J'aI fait un rêve utopique et évanescent :
le Palestino-Israélien se sentait à Tel-Aviv comme le comme le Judéo-Américain se sent à New York!
Je luttais pour que dans mon pays la vie civile de l'Israélien musulman à Jérusalem soit semblable à celle du Francais juif qui habite à Paris.
Je souhaitais que les enfants israéliens de l'immigrée africaine chrétienne soient traités comme le sont à Londres les enfants britanniques de l'immigrée venue du sous-continent Indien.

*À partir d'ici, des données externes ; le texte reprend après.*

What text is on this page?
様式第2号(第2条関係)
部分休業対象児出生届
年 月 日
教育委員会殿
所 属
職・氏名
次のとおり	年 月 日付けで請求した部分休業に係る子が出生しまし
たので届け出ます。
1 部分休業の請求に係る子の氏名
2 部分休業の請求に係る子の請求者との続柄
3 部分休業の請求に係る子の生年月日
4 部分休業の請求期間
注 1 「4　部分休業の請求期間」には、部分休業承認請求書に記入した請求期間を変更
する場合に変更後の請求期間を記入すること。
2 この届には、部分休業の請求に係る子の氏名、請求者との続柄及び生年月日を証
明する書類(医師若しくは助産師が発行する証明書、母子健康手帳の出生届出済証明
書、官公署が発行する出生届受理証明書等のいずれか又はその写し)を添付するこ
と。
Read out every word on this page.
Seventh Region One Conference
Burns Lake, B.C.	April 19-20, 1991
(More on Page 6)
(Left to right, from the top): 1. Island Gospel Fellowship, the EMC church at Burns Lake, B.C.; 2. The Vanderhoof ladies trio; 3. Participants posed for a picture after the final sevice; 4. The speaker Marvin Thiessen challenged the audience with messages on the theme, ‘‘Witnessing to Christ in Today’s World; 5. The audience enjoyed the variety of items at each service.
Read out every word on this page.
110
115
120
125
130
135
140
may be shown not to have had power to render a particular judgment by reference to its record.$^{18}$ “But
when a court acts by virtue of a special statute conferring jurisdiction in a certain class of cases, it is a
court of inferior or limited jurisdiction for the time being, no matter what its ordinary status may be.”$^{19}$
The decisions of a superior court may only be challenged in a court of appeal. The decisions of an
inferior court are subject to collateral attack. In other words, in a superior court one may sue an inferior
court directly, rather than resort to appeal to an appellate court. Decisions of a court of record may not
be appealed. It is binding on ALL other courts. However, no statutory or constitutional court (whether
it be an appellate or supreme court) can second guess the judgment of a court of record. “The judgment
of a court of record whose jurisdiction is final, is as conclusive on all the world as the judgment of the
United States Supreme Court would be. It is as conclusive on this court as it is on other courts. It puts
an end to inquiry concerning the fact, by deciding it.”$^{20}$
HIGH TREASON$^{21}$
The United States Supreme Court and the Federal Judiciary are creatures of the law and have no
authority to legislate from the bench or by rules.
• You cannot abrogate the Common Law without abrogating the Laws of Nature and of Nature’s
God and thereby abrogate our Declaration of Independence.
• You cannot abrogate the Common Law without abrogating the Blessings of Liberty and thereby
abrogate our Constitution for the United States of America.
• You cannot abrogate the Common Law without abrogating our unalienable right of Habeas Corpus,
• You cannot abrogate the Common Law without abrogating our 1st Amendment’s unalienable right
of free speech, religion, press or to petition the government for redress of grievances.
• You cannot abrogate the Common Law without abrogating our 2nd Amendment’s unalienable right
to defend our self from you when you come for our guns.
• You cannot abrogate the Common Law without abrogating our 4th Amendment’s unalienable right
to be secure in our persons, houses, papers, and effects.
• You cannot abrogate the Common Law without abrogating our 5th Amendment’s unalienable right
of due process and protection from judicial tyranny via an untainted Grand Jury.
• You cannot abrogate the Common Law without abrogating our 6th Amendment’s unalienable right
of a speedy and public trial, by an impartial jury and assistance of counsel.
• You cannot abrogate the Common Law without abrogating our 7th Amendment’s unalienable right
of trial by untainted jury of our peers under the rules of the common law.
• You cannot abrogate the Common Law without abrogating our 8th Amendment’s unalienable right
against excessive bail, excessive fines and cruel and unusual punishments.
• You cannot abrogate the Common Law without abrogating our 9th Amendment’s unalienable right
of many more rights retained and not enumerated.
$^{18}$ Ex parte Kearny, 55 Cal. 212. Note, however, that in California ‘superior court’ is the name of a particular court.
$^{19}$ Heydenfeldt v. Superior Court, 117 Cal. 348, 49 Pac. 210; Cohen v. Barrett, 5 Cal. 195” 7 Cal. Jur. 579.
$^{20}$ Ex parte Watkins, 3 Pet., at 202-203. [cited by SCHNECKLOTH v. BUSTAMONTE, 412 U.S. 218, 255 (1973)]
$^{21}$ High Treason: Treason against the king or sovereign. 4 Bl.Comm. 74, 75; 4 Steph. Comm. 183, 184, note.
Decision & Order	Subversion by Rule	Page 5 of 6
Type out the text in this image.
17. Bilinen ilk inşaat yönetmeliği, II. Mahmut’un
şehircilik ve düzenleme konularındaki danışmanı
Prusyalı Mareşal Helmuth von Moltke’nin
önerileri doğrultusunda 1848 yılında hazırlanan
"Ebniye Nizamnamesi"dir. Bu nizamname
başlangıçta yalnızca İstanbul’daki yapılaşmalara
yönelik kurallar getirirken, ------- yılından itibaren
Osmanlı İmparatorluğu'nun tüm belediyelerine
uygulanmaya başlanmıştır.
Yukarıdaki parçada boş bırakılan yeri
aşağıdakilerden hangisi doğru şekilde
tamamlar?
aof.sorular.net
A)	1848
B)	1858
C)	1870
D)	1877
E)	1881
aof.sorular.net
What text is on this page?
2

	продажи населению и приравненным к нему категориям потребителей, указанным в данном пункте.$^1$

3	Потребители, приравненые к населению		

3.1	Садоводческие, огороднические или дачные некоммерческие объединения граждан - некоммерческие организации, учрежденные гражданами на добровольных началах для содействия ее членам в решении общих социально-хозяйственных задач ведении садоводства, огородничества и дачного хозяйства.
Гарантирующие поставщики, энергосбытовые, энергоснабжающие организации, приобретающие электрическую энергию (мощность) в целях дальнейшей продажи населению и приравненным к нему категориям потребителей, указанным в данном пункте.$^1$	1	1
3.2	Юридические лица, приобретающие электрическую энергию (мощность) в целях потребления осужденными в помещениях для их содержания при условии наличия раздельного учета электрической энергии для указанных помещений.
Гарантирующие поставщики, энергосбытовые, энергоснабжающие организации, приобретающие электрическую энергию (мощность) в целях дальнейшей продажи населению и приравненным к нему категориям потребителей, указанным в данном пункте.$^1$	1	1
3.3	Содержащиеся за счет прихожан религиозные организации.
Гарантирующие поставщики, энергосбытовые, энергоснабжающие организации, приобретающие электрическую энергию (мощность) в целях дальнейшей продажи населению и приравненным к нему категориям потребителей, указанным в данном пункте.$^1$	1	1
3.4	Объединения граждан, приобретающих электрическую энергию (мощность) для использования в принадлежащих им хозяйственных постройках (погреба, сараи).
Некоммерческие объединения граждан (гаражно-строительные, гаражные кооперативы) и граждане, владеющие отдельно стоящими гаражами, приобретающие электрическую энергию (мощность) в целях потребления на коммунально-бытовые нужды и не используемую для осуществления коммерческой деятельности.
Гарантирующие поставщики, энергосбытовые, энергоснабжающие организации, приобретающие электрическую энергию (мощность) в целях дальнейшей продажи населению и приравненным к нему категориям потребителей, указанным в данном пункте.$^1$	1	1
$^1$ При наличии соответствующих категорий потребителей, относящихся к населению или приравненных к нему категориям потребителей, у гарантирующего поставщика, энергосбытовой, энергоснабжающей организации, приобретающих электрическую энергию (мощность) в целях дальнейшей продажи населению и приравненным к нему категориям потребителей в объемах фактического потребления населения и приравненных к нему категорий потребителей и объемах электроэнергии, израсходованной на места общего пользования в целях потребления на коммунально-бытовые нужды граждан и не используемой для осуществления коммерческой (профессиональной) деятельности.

J'ai espéré de tout cœur que tous les élèves israéliens soient accueillis, en commun, dans les mêmes écoles.
RÊVE ANTISÉMITE
Je sais aujourd'hui que mon rêve était outrageusement exigeant, que mes demandes étaient impertinentes : le fait même de les formuler est considéré par les sionistes et leurs partisans comme une atteinte au caractère juif de l'État d'Israël, et donc comme une marque d'antisémitisme.
Cependant, aussi étrange que cela paraisse, et au contraire de l'identité juive laïque verrouillée, l'israélité - représentation politico-culturelle et non pas "ethnique" - a un potentiel d'identité ouverte et intégrative.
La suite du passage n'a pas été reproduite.